Flow Diversion is a neuroendovascular treatment.

Flow-diverter devices (FDDs) are new-generation stents placed in the parent artery at the level of the aneurysm neck to disrupt the intra-aneurysmal flow thus favoring intra-aneurysmal thrombosis.

Indications

Flow diversion is now an established technique to treat unruptured intracranial aneurysms not readily amenable to endovascular coil embolization or open microsurgical occlusion.

see Flow diverter for ruptured intracranial aneurysm.


The endovascular treatment of intracranial aneurysms with unfavorable anatomy (large aneurysms, wide-neck) is frequently challenging and is also associated with a high incidence of significant recurrences.

Contemporary treatment for paraophthalmic artery aneurysms includes flow diversion utilizing the Pipeline Embolization Device.

The use of these stents is advisable mainly for unruptured aneurysms, particularly those located at the internal carotid artery or vertebral and basilar arteries, for fusiform and dissecting aneurysms and for saccular aneurysms with large necks and low dome-to-neck ratio. The rate of aneurysm occlusion progressively increases during follow-up (81.5% overall rate in this review). The non-negligible rate of ischemic (mean 4.1%) and hemorrhagic (mean 2.9%) complications, the neurological morbidity (mean 3.5%) and the reported mortality (mean 3.4%) are the main limits of this technique 1).

Mechanism of action

They take advantage of altering hemodynamics at the aneurysm/parent vessel interface, resulting in gradual thrombosis of the aneurysm occurring over time. Subsequent inflammatory response, healing, and endothelial growth shrink the aneurysm and reconstruct the parent artery lumen while preserving perforators and side branches in most cases. Flow diverters have already allowed treatment of previously untreatable wide necked aneurysm and giant aneurysms.

The emerging strategy of maximum FD compaction can double aneurysmal flow reduction, thereby accelerating aneurysm occlusion. Moreover, ultrahigh blood shear stress was observed through FD pores, which could potentially activate platelets as an additional aneurysmal thrombosis mechanism 2).

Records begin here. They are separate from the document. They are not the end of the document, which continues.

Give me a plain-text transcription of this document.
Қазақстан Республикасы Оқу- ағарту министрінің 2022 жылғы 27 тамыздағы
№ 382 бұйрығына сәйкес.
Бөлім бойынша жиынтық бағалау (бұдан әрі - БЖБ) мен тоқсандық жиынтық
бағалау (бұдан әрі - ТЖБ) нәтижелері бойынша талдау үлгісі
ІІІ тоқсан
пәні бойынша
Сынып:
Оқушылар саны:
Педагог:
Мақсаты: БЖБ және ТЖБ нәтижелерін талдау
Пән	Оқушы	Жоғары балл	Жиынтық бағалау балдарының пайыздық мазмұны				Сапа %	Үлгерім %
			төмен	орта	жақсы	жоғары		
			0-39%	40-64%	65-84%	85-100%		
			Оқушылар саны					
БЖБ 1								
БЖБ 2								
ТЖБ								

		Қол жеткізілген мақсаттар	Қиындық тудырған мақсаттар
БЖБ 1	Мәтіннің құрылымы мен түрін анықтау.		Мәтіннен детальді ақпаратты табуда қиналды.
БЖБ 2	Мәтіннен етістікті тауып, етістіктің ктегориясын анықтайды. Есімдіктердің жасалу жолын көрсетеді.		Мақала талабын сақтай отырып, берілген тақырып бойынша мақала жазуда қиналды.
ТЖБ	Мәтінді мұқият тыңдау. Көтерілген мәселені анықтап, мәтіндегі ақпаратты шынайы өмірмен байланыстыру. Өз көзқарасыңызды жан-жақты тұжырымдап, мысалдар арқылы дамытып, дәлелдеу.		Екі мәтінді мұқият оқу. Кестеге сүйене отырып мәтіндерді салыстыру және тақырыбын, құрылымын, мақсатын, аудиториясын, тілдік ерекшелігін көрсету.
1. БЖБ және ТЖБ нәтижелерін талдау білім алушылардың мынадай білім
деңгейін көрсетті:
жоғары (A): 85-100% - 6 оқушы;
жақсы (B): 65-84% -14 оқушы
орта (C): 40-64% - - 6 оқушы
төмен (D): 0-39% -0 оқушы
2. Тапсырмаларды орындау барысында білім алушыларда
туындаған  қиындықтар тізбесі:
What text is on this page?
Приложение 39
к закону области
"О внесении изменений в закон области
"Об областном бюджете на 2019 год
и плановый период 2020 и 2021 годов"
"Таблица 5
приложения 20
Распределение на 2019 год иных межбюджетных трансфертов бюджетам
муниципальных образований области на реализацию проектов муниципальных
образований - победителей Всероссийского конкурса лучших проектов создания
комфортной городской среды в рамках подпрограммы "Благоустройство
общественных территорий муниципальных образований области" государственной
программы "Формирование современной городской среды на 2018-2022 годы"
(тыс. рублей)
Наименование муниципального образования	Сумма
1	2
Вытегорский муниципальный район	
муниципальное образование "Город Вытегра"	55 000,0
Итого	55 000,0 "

Flow-diversion technique is well-suited for the treatment of large, giant, wide-necked, and fusiform intracranial aneurysms because it does not rely on endosaccular packing with coils but rather on the strategy of placing a stent across the aneurysm “neck” or across the diseased segment of a vessel in case of a fusiform aneurysm. Over time, neointimal endothelium covers the flow diverter such that it becomes incorporated into the parent vessel wall and occludes the aneurysm from the circulation, effectively repairing the diseased parent vessel segment 3).

The use of FD has recently expanded to cover many types of IAs in various locations. Some institutions even attempt FD as first line treatment for unruptured IAs.

Devices

The woven endobridge aneurysm embolization device (WEB) is the first intrasaccular flow-diverter device dedicated to IA treatment.

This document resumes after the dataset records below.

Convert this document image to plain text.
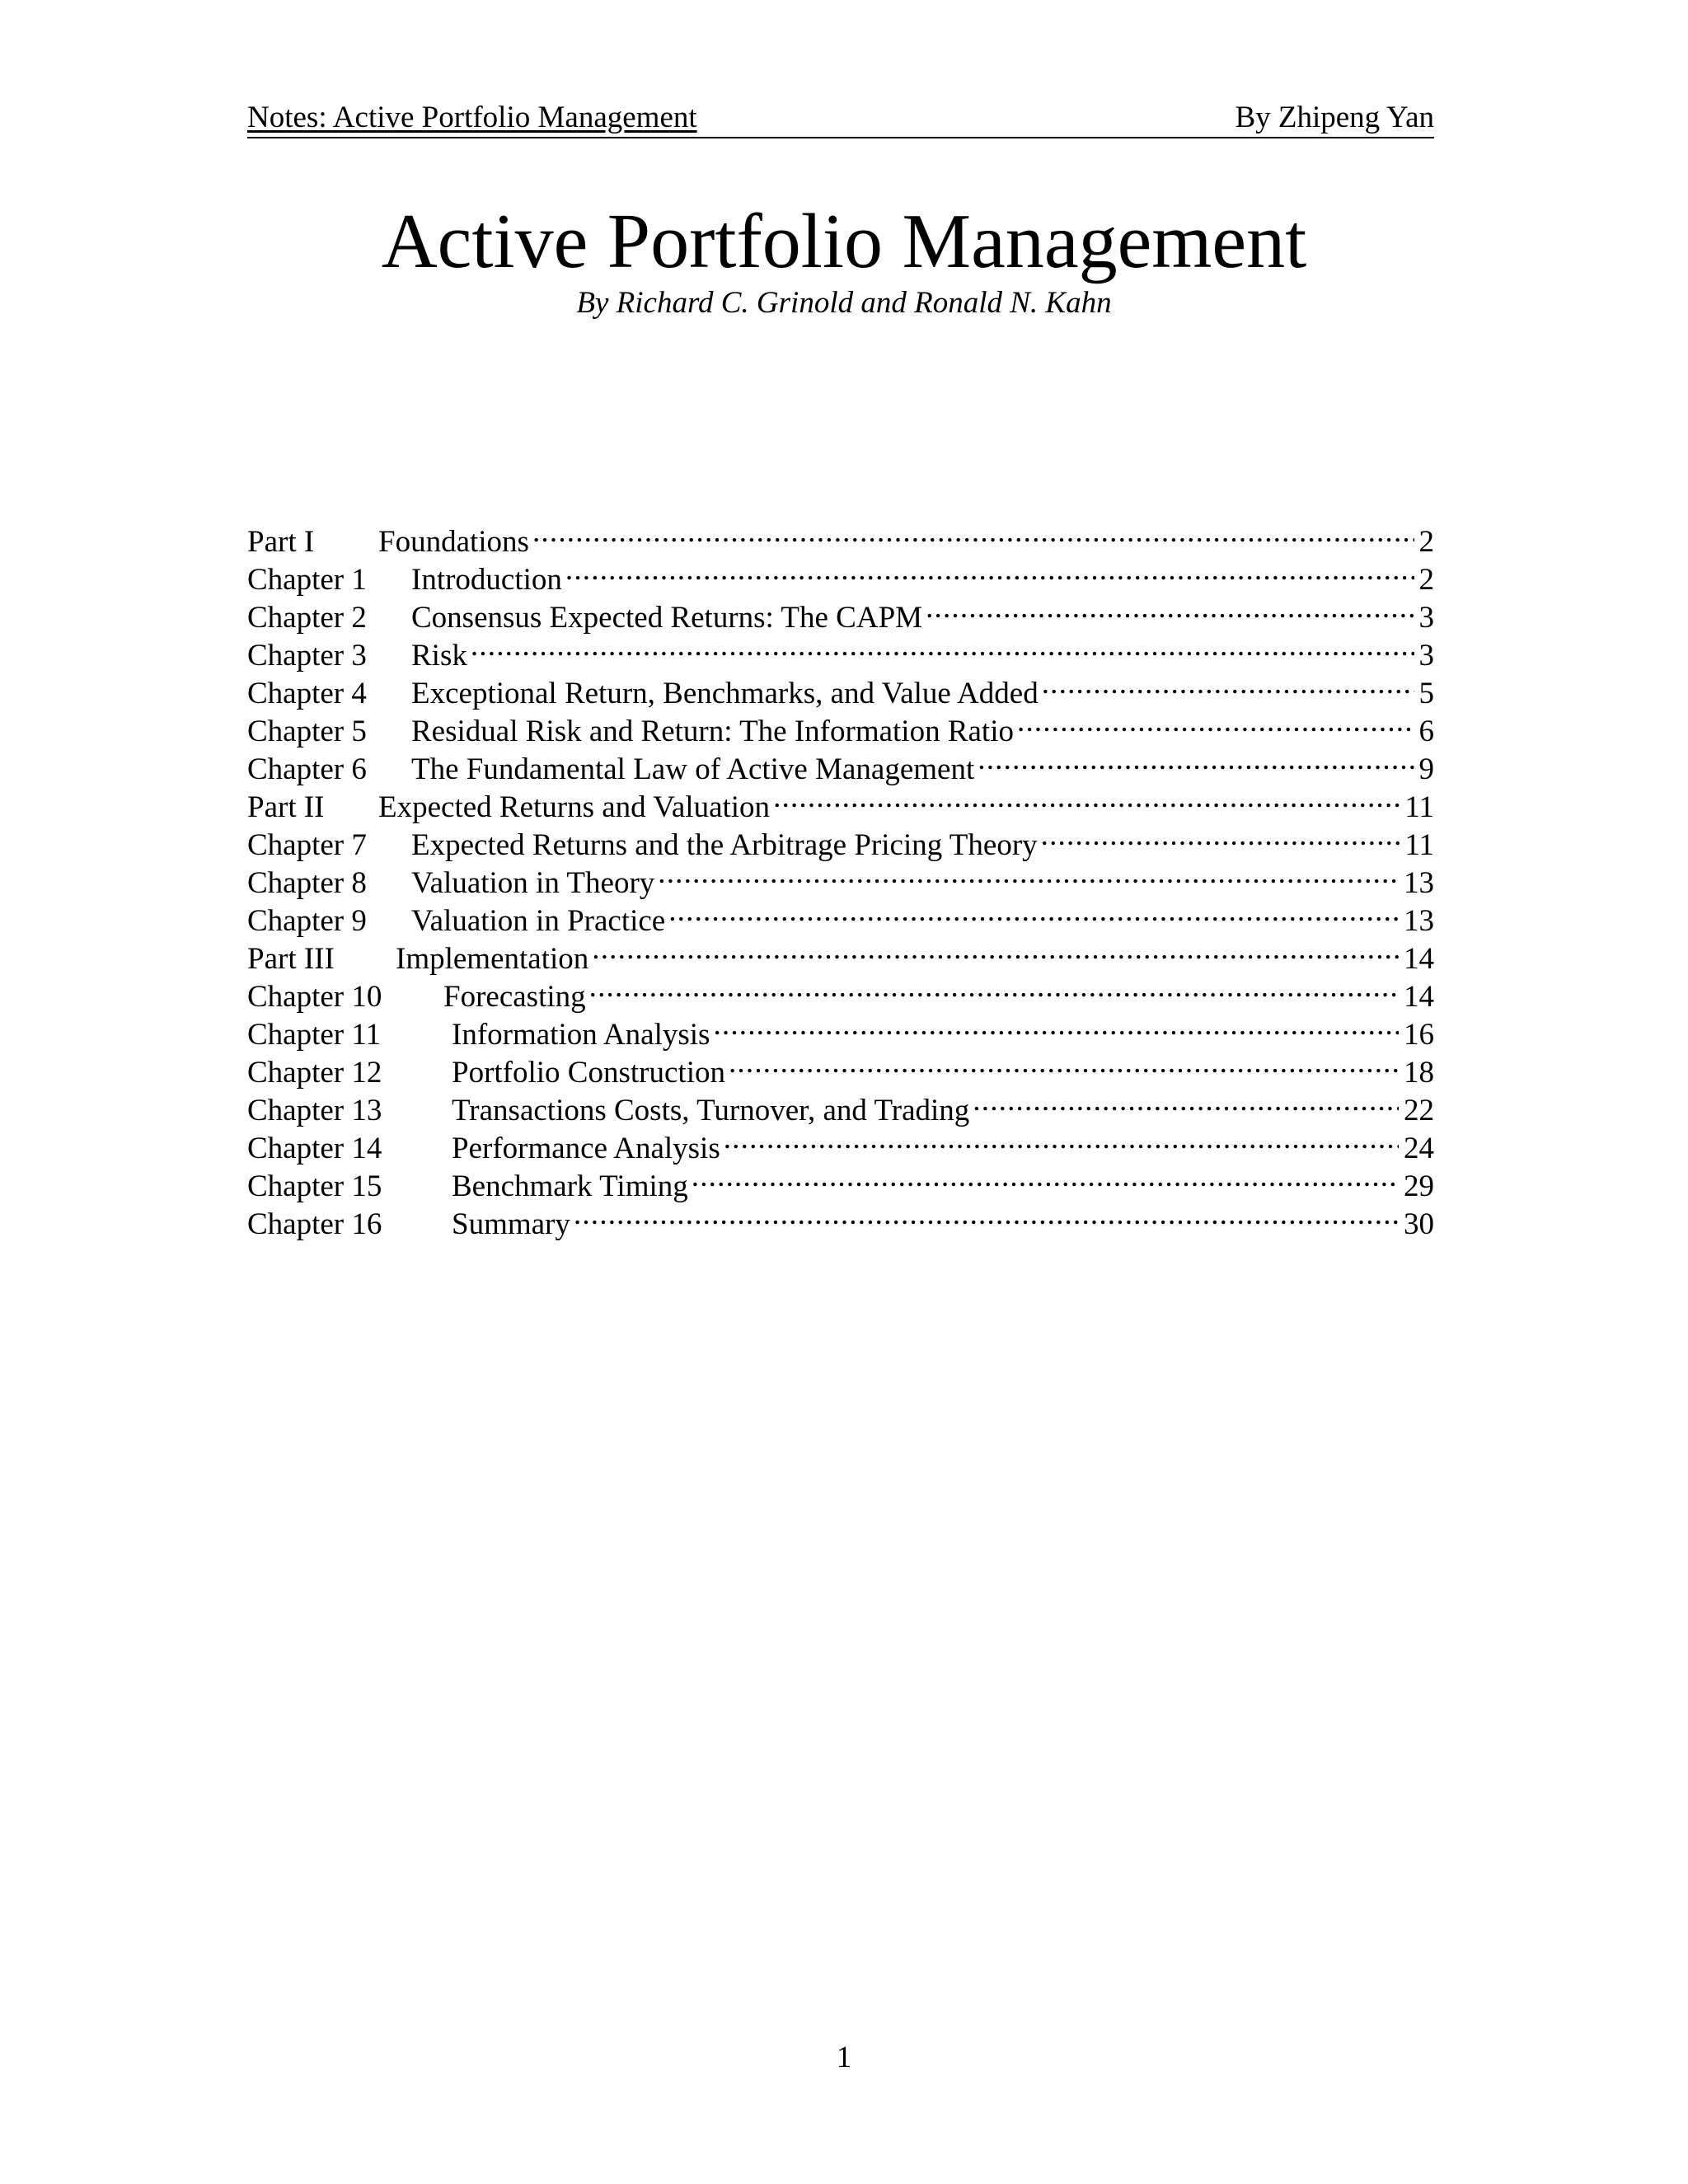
Notes: Active Portfolio Management	By Zhipeng Yan
Active Portfolio Management
By Richard C. Grinold and Ronald N. Kahn
Part I	Foundations .....	2
Chapter 1	Introduction .....	2
Chapter 2	Consensus Expected Returns: The CAPM .....	3
Chapter 3	Risk .....	3
Chapter 4	Exceptional Return, Benchmarks, and Value Added .....	5
Chapter 5	Residual Risk and Return: The Information Ratio .....	6
Chapter 6	The Fundamental Law of Active Management .....	9
Part II	Expected Returns and Valuation .....	11
Chapter 7	Expected Returns and the Arbitrage Pricing Theory .....	11
Chapter 8	Valuation in Theory .....	13
Chapter 9	Valuation in Practice .....	13
Part III	Implementation .....	14
Chapter 10	Forecasting .....	14
Chapter 11	Information Analysis .....	16
Chapter 12	Portfolio Construction .....	18
Chapter 13	Transactions Costs, Turnover, and Trading .....	22
Chapter 14	Performance Analysis .....	24
Chapter 15	Benchmark Timing .....	29
Chapter 16	Summary .....	30
1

This treatment was feasible and mostly used in bifurcation aneurysms (MCA, BA, ICA) with unfavorable anatomy. Further studies are needed to precisely evaluate the indications, safety, and efficacy of this new technique 4).

Pipeline embolization device

Silk flow diverter

Surpass flow diverter

The most widely used devices are the pipeline embolization device (PED), the SILK flow diverter (SFD), the flow redirection endoluminal device (FRED), and Surpass. Many questions were raised regarding the long-term complications (i.e., delayed bleeding and device migration), the optimal regimen of dual antiplatelet therapy (APT), and the durability of treatment effect 5).

Method

The FD technique relies on a concept of endoluminal reconstruction of the parent artery and the aneurysm neck by excluding the aneurysm from the circulation. The stasis of blood flow in the aneurysm leads to an inflammatory response followed by thrombosis and “healing” of the aneurysm while the stent acts as a scaffold for neointimal proliferation and remodeling of the parent vessel. Therefore, the FD approach is considered physiologic as it restores the normal homeostasis. A recent study showed that flow-diverter device (FDD) reduces the velocity in the aneurysm sac significantly more than multiple “non-flow diverter” stents, even though both dramatically reduce the aneurysmal fluid movement 6).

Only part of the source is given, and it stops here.